Теперь, когда она до меня наконец добралась, она немного нервничала. Лекцию о волнах она отбарабанила слишком быстро, словно ребенок, желающий произвести впечатление на взрослых. Но, впрочем, может, я и несправедлив. Возможно, не знай я, кто она и что ей от меня надо, ее монолог показался бы мне совершенно естественным.

— Серии! Вперед! — сухо отозвался я. — Это какой-то иностранный язык.

— Просто вы не серфист, мистер Хелм, — сказала Джилл, чуть покраснев. Окинув меня холодным, оценивающим взглядом, она добавила: — Да, это, конечно, не для пожилых.

Я усмехнулся.

— Да, детка, — сказал я. — Папин ревматизм исключает туризм.
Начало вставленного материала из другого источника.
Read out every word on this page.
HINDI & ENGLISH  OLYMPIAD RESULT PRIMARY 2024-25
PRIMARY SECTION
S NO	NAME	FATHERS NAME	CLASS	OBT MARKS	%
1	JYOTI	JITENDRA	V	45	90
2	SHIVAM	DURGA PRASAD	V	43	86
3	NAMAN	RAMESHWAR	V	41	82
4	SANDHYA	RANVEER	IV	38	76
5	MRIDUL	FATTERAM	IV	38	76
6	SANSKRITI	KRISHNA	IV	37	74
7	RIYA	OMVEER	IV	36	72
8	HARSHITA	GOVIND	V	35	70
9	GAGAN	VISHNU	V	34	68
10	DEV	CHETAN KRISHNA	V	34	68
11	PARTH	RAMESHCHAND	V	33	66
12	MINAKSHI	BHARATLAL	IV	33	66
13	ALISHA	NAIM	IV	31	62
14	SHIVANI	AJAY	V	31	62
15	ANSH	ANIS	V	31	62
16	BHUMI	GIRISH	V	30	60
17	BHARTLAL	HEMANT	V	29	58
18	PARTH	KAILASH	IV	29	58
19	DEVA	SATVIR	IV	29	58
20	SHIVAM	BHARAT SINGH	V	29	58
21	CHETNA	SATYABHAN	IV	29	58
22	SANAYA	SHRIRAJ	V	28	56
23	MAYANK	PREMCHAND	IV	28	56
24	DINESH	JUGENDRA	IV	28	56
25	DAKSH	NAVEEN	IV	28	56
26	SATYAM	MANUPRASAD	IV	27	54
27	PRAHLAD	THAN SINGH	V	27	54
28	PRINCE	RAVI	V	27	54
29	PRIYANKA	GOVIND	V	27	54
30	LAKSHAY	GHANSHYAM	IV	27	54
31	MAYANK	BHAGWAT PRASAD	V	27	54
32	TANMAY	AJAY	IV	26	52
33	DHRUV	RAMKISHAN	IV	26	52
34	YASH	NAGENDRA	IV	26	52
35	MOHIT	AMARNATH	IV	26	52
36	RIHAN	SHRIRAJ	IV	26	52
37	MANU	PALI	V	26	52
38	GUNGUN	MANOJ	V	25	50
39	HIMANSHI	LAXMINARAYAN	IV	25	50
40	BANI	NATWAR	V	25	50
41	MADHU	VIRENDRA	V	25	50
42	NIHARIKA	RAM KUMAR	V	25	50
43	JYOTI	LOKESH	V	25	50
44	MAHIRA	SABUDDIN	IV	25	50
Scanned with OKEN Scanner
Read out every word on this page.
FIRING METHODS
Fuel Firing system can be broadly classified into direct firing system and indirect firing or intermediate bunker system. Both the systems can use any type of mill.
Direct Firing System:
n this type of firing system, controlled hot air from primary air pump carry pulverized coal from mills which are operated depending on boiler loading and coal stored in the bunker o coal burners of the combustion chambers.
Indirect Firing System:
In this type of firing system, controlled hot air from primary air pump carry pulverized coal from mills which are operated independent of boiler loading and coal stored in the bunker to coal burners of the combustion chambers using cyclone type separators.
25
Она рассмеялась. Обменявшись оскорблениями, мы подружились. С улыбкой она сказала:

— Вы сами на это напросились. Нечего было важничать. В каждом виде спорта есть свой жаргон. Да и серфингом-то в основном занимаются подростки, так что среди них я сама — старая дама.

— Кто бы мог подумать, — отозвался я. — Такая крошка, как вы. Но это все-таки странно. Посудите сами. Для чего эти роскошные отели позволяют молодежи кататься на своих досках перед богатыми туристами? Не для того ли, чтобы продавать это удовольствие тем, у кого достаточно денег на такую забаву?